Benabderrahmane

GOUVERNEMENT : Les dossiers qui attendent Benabderrahmane 

C’est dans une conjoncture difficile, économiquement surtout, que vient d’être nommé le nouveau Premier ministre Aymen Benabderrahmane, ex-ministre des Finances, dont la première tâche de laquelle il est chargé est celle de poursuivre les consultations avec les partis politiques et la société civile pour former, dès que possible, le nouveau gouvernement, lequel sera d’apparence plus technocrate que politique.

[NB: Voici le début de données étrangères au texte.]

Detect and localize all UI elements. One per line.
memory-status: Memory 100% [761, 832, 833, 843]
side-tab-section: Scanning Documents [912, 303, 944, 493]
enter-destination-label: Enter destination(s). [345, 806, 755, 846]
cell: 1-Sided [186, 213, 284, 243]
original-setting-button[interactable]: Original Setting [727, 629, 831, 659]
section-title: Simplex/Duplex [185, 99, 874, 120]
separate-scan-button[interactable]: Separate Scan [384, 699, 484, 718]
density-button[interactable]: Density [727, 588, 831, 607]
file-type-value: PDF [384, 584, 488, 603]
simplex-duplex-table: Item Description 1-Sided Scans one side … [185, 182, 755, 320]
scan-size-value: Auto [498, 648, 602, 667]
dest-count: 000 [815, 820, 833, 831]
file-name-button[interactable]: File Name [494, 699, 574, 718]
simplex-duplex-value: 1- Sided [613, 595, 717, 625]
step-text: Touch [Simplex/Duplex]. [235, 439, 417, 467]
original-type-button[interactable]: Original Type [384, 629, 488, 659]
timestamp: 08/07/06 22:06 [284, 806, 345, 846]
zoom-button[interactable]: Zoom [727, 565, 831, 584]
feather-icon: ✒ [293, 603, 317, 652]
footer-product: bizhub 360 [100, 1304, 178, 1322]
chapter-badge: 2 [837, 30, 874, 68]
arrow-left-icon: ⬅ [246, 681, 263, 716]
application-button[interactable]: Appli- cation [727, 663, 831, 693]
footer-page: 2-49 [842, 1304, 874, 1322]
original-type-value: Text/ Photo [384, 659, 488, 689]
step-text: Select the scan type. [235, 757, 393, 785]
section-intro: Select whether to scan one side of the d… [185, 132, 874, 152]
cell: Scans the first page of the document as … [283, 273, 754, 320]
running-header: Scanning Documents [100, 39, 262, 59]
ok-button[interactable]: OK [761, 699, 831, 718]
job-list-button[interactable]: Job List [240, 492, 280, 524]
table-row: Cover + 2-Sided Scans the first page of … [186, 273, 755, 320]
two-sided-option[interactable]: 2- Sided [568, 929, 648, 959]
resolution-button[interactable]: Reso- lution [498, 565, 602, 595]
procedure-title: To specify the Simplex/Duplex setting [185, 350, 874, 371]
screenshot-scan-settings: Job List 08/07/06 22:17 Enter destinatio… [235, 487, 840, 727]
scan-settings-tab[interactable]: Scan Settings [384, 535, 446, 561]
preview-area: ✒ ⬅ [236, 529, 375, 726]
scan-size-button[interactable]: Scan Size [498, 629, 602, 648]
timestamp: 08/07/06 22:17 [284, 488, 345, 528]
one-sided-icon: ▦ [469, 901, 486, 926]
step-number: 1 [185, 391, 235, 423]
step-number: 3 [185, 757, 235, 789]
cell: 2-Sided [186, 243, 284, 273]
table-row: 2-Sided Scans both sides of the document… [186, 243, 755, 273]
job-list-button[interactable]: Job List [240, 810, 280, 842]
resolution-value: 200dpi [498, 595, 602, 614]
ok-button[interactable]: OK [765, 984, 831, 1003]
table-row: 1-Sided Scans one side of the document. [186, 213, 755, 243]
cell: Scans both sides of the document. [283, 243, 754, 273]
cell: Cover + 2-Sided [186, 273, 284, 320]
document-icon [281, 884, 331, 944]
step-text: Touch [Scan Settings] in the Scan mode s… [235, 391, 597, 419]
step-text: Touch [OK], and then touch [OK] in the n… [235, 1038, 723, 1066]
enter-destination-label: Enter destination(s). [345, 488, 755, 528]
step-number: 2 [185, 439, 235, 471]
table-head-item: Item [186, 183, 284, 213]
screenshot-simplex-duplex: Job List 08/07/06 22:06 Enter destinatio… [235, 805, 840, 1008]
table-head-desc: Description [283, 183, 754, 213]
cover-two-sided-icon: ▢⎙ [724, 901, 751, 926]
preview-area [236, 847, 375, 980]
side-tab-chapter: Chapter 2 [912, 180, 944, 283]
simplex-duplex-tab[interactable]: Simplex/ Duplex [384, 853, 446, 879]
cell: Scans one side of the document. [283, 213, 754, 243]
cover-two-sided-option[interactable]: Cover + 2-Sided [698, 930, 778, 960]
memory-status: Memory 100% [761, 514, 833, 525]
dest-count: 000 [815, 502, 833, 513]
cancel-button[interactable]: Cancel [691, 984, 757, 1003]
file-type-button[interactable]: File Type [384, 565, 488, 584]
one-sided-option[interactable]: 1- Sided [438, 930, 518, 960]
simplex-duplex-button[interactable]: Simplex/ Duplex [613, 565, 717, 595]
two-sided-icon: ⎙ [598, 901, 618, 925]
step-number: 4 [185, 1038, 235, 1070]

En effet-, mercredi dernier, Benabderrahmane a remplacé Abdelaziz Djerad à la tête du Gouvernement précédemment formé, après l’élection du président Tebboune, et qui était un exécutif de technocrates. Cette fois encore il est attendu que la composition de ce dernier, qui ne tarde pas à être annoncée, sera de la même nature que sa précédente. Même si on verra dans la composante des têtes choisies parmi les partis et les indépendants vainqueurs des législatives du 12 juin, tels le P/ FLN, le RND, EL-Moustakbal et El-Binaâ, qui ont pu décrocher des sièges importantes dans l’APN mais aucun d’entre eux n’a réussi à obtenir la majorité.

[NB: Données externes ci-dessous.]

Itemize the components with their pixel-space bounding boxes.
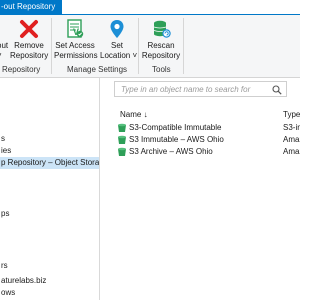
row-name: S3 Immutable – AWS Ohio (129, 135, 224, 144)
group-separator (138, 18, 139, 74)
bucket-icon (118, 147, 126, 156)
group-label-manage-settings: Manage Settings (67, 65, 128, 74)
context-tab[interactable]: -out Repository (0, 0, 62, 14)
bucket-icon (118, 135, 126, 144)
permissions-document-icon: V (67, 19, 84, 38)
search-box (114, 81, 287, 97)
group-label-tools: Tools (152, 65, 171, 74)
title-tab-strip: -out Repository (0, 0, 300, 14)
repository-list: S3-Compatible Immutable S3-in S3 Immutab… (117, 122, 300, 158)
row-name: S3 Archive – AWS Ohio (129, 147, 213, 156)
tree-item[interactable]: ies (0, 145, 11, 157)
app-window: -out Repository out ˅ Remove Repository … (0, 0, 300, 300)
table-row[interactable]: S3 Archive – AWS Ohio Amaz (117, 146, 300, 158)
rescan-repository-button[interactable]: Rescan Repository (141, 18, 181, 61)
rescan-label-1: Rescan (147, 41, 175, 50)
remove-repository-button[interactable]: Remove Repository (10, 18, 48, 61)
set-access-label-2: Permissions (54, 51, 98, 60)
remove-x-icon (20, 20, 38, 38)
column-header-name[interactable]: Name ↓ (120, 108, 148, 122)
remove-label-2: Repository (10, 51, 49, 60)
location-pin-icon (110, 20, 124, 38)
table-row[interactable]: S3 Immutable – AWS Ohio Amaz (117, 134, 300, 146)
set-location-label-1: Set (110, 41, 123, 50)
navigation-tree: s ies p Repository – Object Storage ps r… (0, 78, 100, 300)
tree-item[interactable]: rs (0, 260, 8, 272)
tree-item[interactable]: aturelabs.biz (0, 275, 46, 287)
search-input[interactable] (121, 84, 269, 95)
remove-label-1: Remove (14, 41, 44, 50)
group-separator (51, 18, 52, 74)
search-icon[interactable] (272, 85, 282, 95)
column-header-type[interactable]: Type (283, 108, 300, 122)
ribbon: out ˅ Remove Repository V Set Access Per… (0, 14, 300, 78)
row-name: S3-Compatible Immutable (129, 123, 222, 132)
set-access-permissions-button[interactable]: V Set Access Permissions (54, 18, 98, 61)
tree-item-object-storage-selected[interactable]: p Repository – Object Storage (0, 157, 99, 169)
tree-item[interactable]: ows (0, 287, 15, 299)
rescan-database-icon (153, 20, 171, 38)
rescan-label-2: Repository (141, 51, 181, 60)
tree-item[interactable]: s (0, 133, 5, 145)
set-location-button[interactable]: Set Location ˅ (100, 18, 138, 61)
table-row[interactable]: S3-Compatible Immutable S3-in (117, 122, 300, 134)
content-pane: Name ↓ Type S3-Compatible Immutable S3-i… (101, 78, 300, 300)
row-type: Amaz (283, 135, 300, 144)
bucket-icon (118, 123, 126, 132)
group-label-repository: Repository (2, 65, 41, 74)
row-type: Amaz (283, 147, 300, 156)
row-type: S3-in (283, 123, 300, 132)
group-separator (183, 18, 184, 74)
set-location-label-2: Location ˅ (100, 51, 138, 60)
set-access-label-1: Set Access (55, 41, 95, 50)
tree-item[interactable]: ps (0, 208, 9, 220)
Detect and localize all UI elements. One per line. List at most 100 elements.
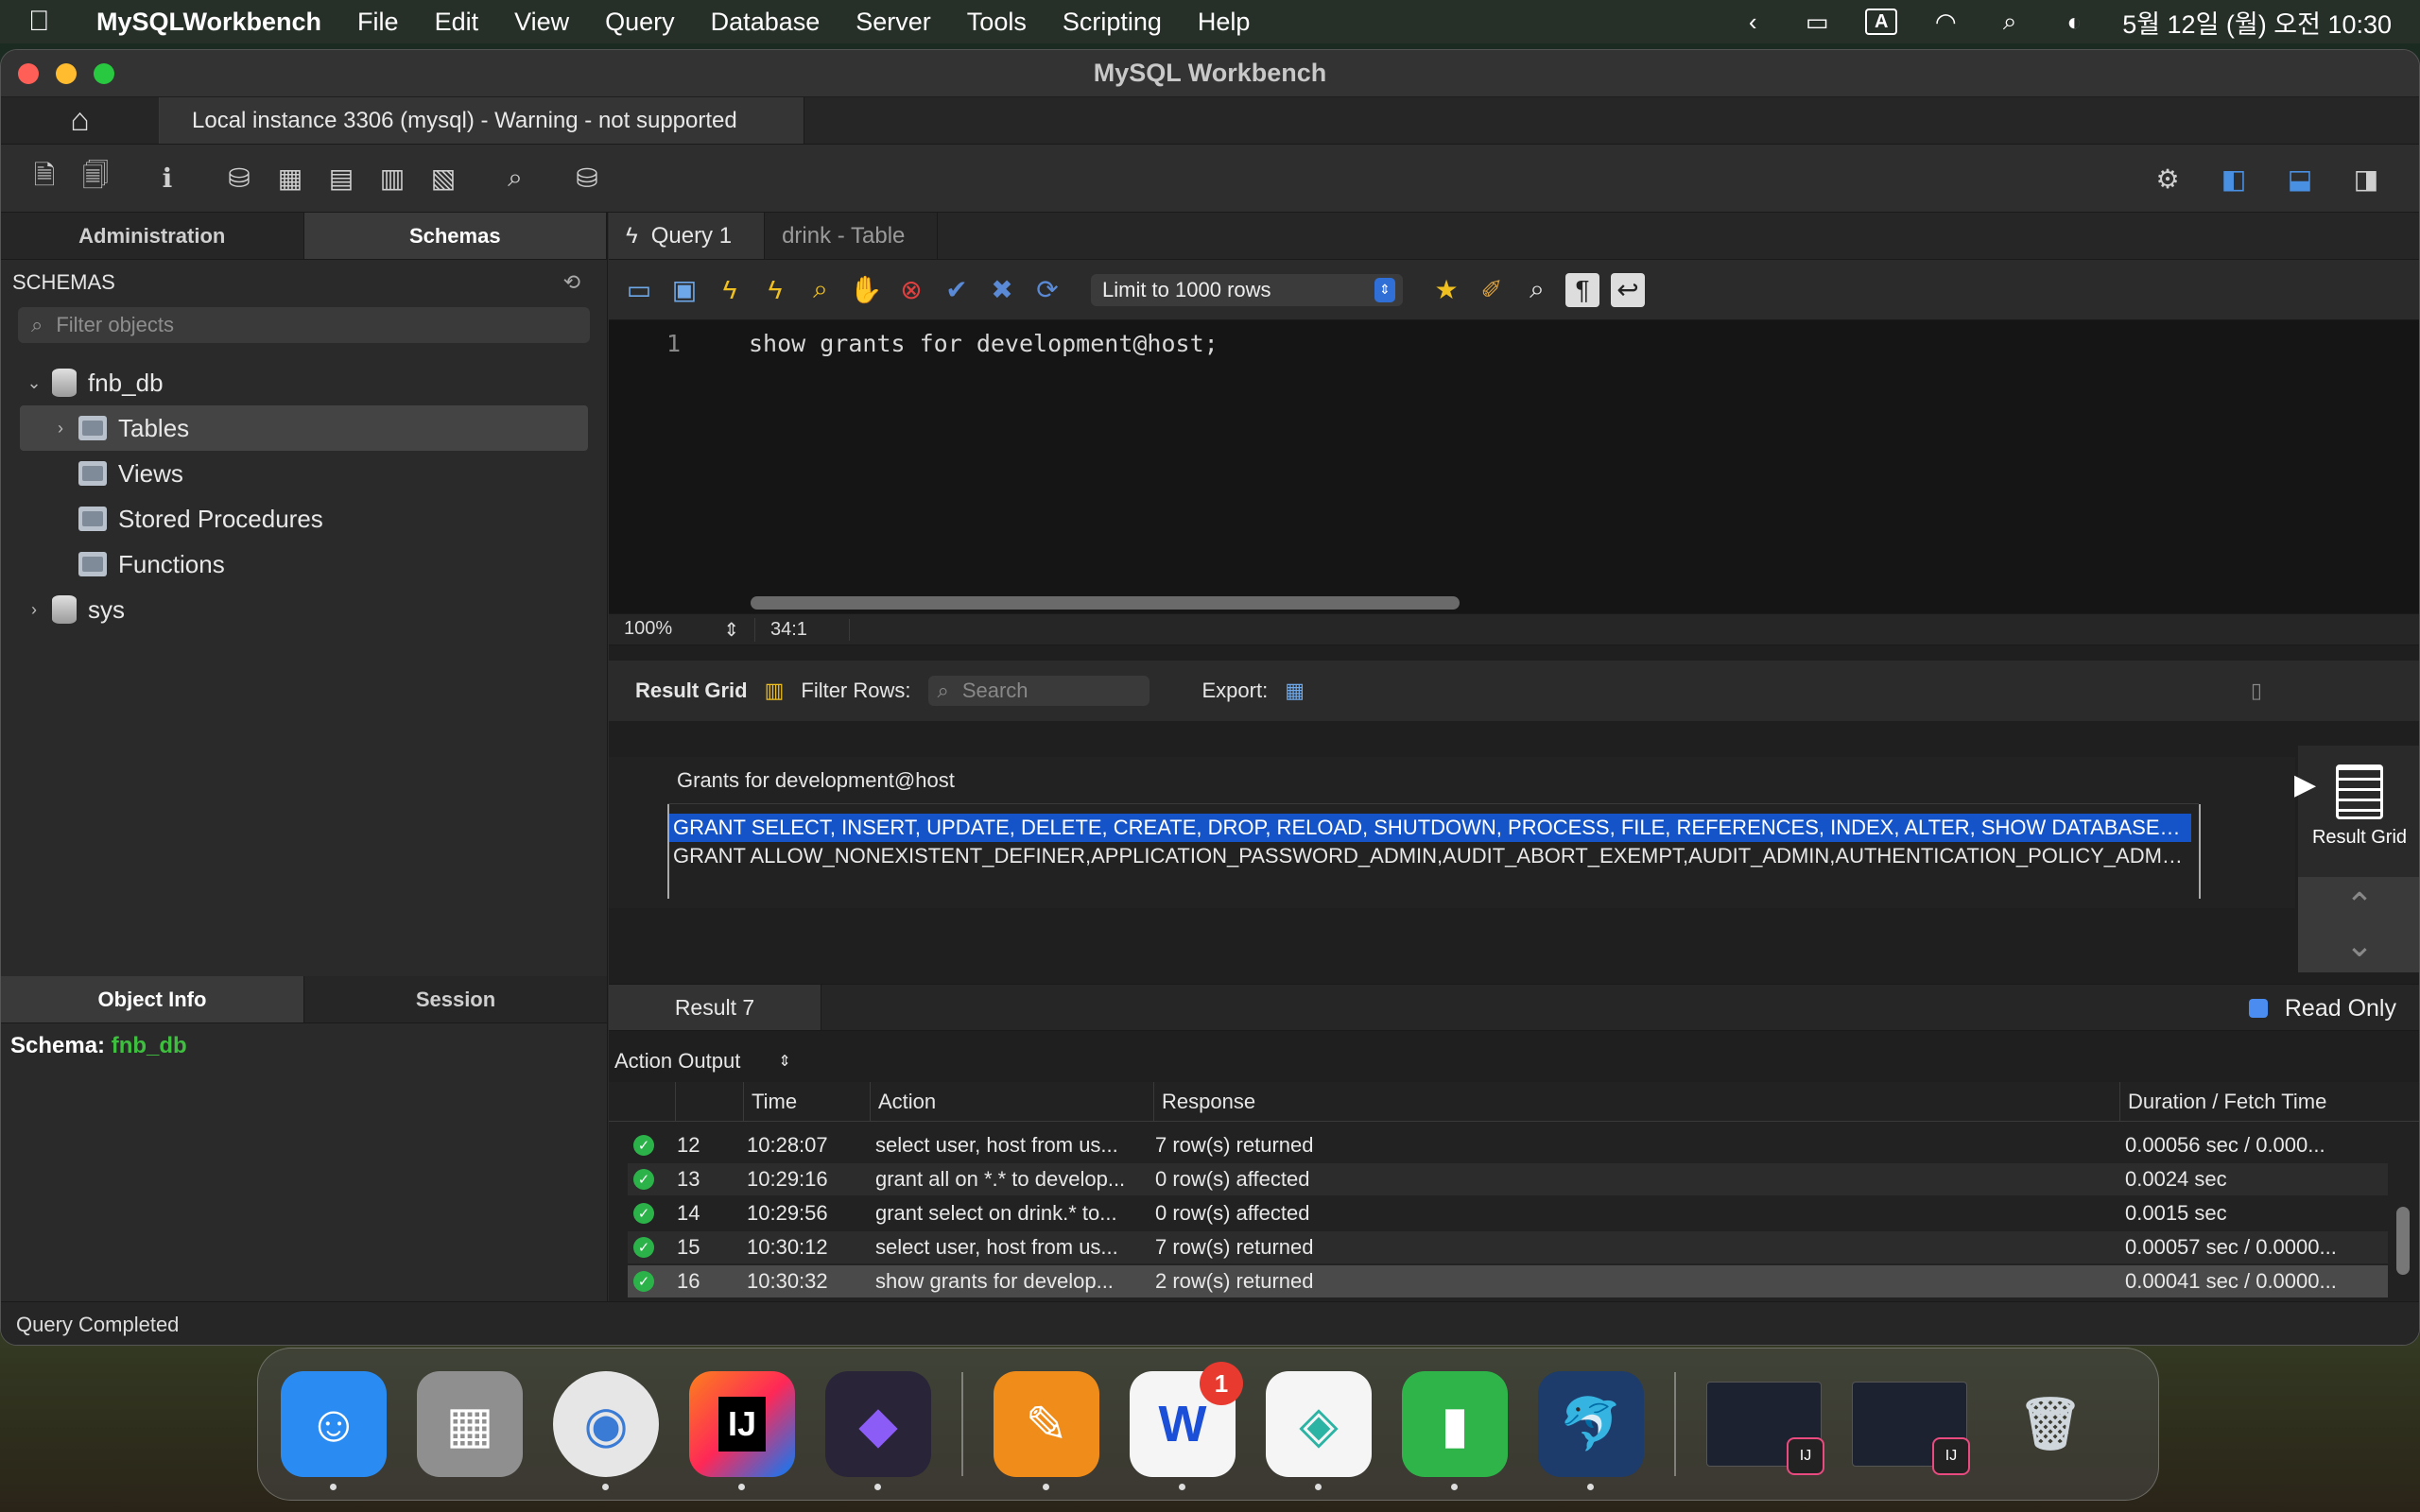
table-row[interactable]: GRANT ALLOW_NONEXISTENT_DEFINER,APPLICAT…: [669, 842, 2191, 870]
new-sql-tab-icon[interactable]: 🗎: [24, 158, 65, 199]
tree-item-stored-procedures[interactable]: Stored Procedures: [1, 496, 607, 541]
collapse-arrow-icon[interactable]: ▶: [2294, 768, 2316, 801]
limit-rows-select[interactable]: Limit to 1000 rows ⇕: [1091, 273, 1403, 306]
chevron-left-icon[interactable]: ‹: [1737, 8, 1769, 36]
find-replace-icon[interactable]: ⌕: [1520, 273, 1554, 307]
toggle-error-icon[interactable]: ⊗: [894, 273, 928, 307]
table-row[interactable]: ✓ 12 10:28:07 select user, host from us.…: [628, 1129, 2388, 1161]
inspector-icon[interactable]: ℹ: [147, 158, 188, 199]
create-table-icon[interactable]: ▦: [269, 158, 311, 199]
tab-result-7[interactable]: Result 7: [609, 985, 821, 1030]
grid-view-icon[interactable]: ▥: [765, 679, 785, 703]
tree-item-sys[interactable]: › sys: [1, 587, 607, 632]
chevron-right-icon[interactable]: ›: [50, 419, 71, 438]
result-grid-button[interactable]: Result Grid: [2312, 765, 2407, 849]
autocommit-icon[interactable]: ⟳: [1030, 273, 1064, 307]
sql-editor[interactable]: 1 show grants for development@host;: [609, 320, 2419, 613]
wifi-icon[interactable]: ◠: [1929, 8, 1962, 36]
intellij-app[interactable]: IJ: [689, 1371, 795, 1490]
reconnect-icon[interactable]: ⛁: [566, 158, 608, 199]
filter-objects-input[interactable]: ⌕ Filter objects: [18, 307, 590, 343]
editor-horizontal-scrollbar[interactable]: [751, 596, 1460, 610]
tree-item-tables[interactable]: › Tables: [20, 405, 588, 451]
table-row[interactable]: ✓ 16 10:30:32 show grants for develop...…: [628, 1265, 2388, 1297]
settings-gear-icon[interactable]: ⚙: [2147, 158, 2188, 199]
column-header-response[interactable]: Response: [1153, 1082, 1342, 1122]
control-center-icon[interactable]: ◐: [2058, 8, 2090, 36]
table-row[interactable]: ✓ 14 10:29:56 grant select on drink.* to…: [628, 1197, 2388, 1229]
table-row[interactable]: ✓ 13 10:29:16 grant all on *.* to develo…: [628, 1163, 2388, 1195]
tab-administration[interactable]: Administration: [1, 213, 304, 259]
column-header-action[interactable]: Action: [870, 1082, 1040, 1122]
create-function-icon[interactable]: ▧: [423, 158, 464, 199]
minimized-window-thumbnail[interactable]: IJ: [1852, 1382, 1970, 1475]
menu-scripting[interactable]: Scripting: [1063, 8, 1162, 37]
app-menu[interactable]: MySQLWorkbench: [96, 8, 321, 37]
rollback-icon[interactable]: ✖: [985, 273, 1019, 307]
keyboard-icon[interactable]: ▭: [1801, 8, 1833, 36]
add-snippet-icon[interactable]: ★: [1429, 273, 1463, 307]
word-wrap-icon[interactable]: ↩: [1611, 272, 1645, 307]
execute-current-icon[interactable]: ϟ: [758, 273, 792, 307]
finder-app[interactable]: ☺: [281, 1371, 387, 1490]
menu-edit[interactable]: Edit: [435, 8, 479, 37]
result-grid[interactable]: Grants for development@host GRANT SELECT…: [609, 757, 2295, 908]
tab-object-info[interactable]: Object Info: [1, 976, 304, 1022]
menu-query[interactable]: Query: [605, 8, 675, 37]
search-table-data-icon[interactable]: ⌕: [494, 158, 536, 199]
pages-app[interactable]: ✎: [994, 1371, 1099, 1490]
tab-schemas[interactable]: Schemas: [303, 213, 607, 259]
explain-icon[interactable]: ⌕: [804, 273, 838, 307]
numbers-app[interactable]: ▮: [1402, 1371, 1508, 1490]
create-schema-icon[interactable]: ⛁: [218, 158, 260, 199]
output-selector[interactable]: Action Output ⇕: [609, 1042, 2419, 1080]
column-header-time[interactable]: Time: [743, 1082, 819, 1122]
home-icon[interactable]: ⌂: [1, 97, 160, 144]
create-procedure-icon[interactable]: ▥: [372, 158, 413, 199]
wrap-cell-icon[interactable]: ▯: [2251, 679, 2262, 703]
menu-database[interactable]: Database: [711, 8, 821, 37]
chevron-down-icon[interactable]: ⌄: [24, 373, 44, 393]
tab-query-1[interactable]: ϟ Query 1: [609, 213, 766, 259]
minimize-window-button[interactable]: [56, 63, 77, 84]
menu-help[interactable]: Help: [1198, 8, 1251, 37]
tab-session[interactable]: Session: [304, 976, 608, 1022]
menubar-clock[interactable]: 5월 12일 (월) 오전 10:30: [2122, 4, 2392, 41]
column-header-duration[interactable]: Duration / Fetch Time: [2119, 1082, 2365, 1122]
connection-tab[interactable]: Local instance 3306 (mysql) - Warning - …: [160, 97, 804, 144]
table-row[interactable]: GRANT SELECT, INSERT, UPDATE, DELETE, CR…: [669, 814, 2191, 842]
tree-item-views[interactable]: Views: [1, 451, 607, 496]
menu-server[interactable]: Server: [856, 8, 931, 37]
export-icon[interactable]: ▦: [1285, 679, 1305, 703]
spotlight-search-icon[interactable]: ⌕: [1994, 7, 2026, 35]
filter-rows-search-input[interactable]: ⌕ Search: [927, 676, 1150, 706]
beautify-icon[interactable]: ✐: [1475, 273, 1509, 307]
output-vertical-scrollbar[interactable]: [2396, 1207, 2410, 1275]
tab-drink-table[interactable]: drink - Table: [765, 213, 939, 259]
create-view-icon[interactable]: ▤: [320, 158, 362, 199]
input-source-icon[interactable]: A: [1865, 9, 1898, 35]
menu-file[interactable]: File: [357, 8, 399, 37]
open-folder-icon[interactable]: ▭: [622, 273, 656, 307]
menu-view[interactable]: View: [514, 8, 569, 37]
menu-tools[interactable]: Tools: [967, 8, 1027, 37]
zoom-select[interactable]: 100% ⇕: [609, 617, 755, 642]
minimized-window-thumbnail[interactable]: IJ: [1706, 1382, 1824, 1475]
launchpad-app[interactable]: ▦: [417, 1371, 523, 1477]
naver-whale-app[interactable]: W 1: [1130, 1362, 1243, 1490]
toggle-sidebar-icon[interactable]: ◧: [2213, 158, 2255, 199]
mysql-workbench-app[interactable]: 🐬: [1538, 1371, 1644, 1490]
scroll-more-icon[interactable]: ⌃ ⌄: [2298, 877, 2419, 972]
close-window-button[interactable]: [18, 63, 39, 84]
save-script-icon[interactable]: ▣: [667, 273, 701, 307]
tree-item-functions[interactable]: Functions: [1, 541, 607, 587]
execute-all-icon[interactable]: ϟ: [713, 273, 747, 307]
tree-item-fnb-db[interactable]: ⌄ fnb_db: [1, 360, 607, 405]
toggle-output-icon[interactable]: ⬓: [2279, 158, 2321, 199]
toggle-secondary-sidebar-icon[interactable]: ◨: [2345, 158, 2387, 199]
apple-menu-icon[interactable]: : [28, 6, 60, 38]
chrome-app[interactable]: ◉: [553, 1371, 659, 1490]
refresh-schemas-icon[interactable]: ⟲: [563, 270, 580, 295]
table-row[interactable]: ✓ 15 10:30:12 select user, host from us.…: [628, 1231, 2388, 1263]
column-header-grants[interactable]: Grants for development@host: [667, 757, 2199, 804]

En ces temps de crise socio-économique, le nouveau Gouvernement est chargé de relever plusieurs défis. C’est à partir de là qu’on s’interroge sur la façon dont le Premier ministre mènera pour redresser la situation de crise de notre économie qui repose essentiellement sur la rente pétrolière. Le staff du gouvernement qui ne tardera pas à être révélé devra retrousser ses manches, et sortir et innover, dans son examen et son traitement des questions clés, économiques et sociales, à l’opposé de l’ex-Exécutif qui s’est noyé dans des commissions d’étude de dossiers, d’accords, de signature d’accords entre différents secteurs, sans pour autant avoir réussi à avoir un impact conséquent sur la vie socio-économique du citoyen. Notamment par la relance effective de la machine économique, en réduisant à titre d’exemple l’impact des barons de l’informel, lesquels rythment les cours du marché, du dinar, jusqu’aux légumes et fruits, et le marché du bétail, où le mouton enregistre déjà des prix exorbitants dépassant les 50 000 da pour un moyen, et cela est la conséquence de la mauvaise gestion des secteurs concernés comme le Commerce dirigé par Kamel Rezig qui a échoué à réduire le poids de l’informel, qui réduit les ressources financières pour les caisses de l’Etat, dévaluation du dinar, assiette fiscale, mais aussi nous nous sommes retrouvés avec plus de problèmes administratifs de nos banques, la corruption, la surfacturation, et d’autres répercussions d’une confiance qui a peut-être été mal placée.
Pour ce faire, le nouvel Exécutif devrait comporter des compétences nationales capables de relancer l’économie qui est à l’arrêt surtout à cause de la crise sanitaire du Coronavirus.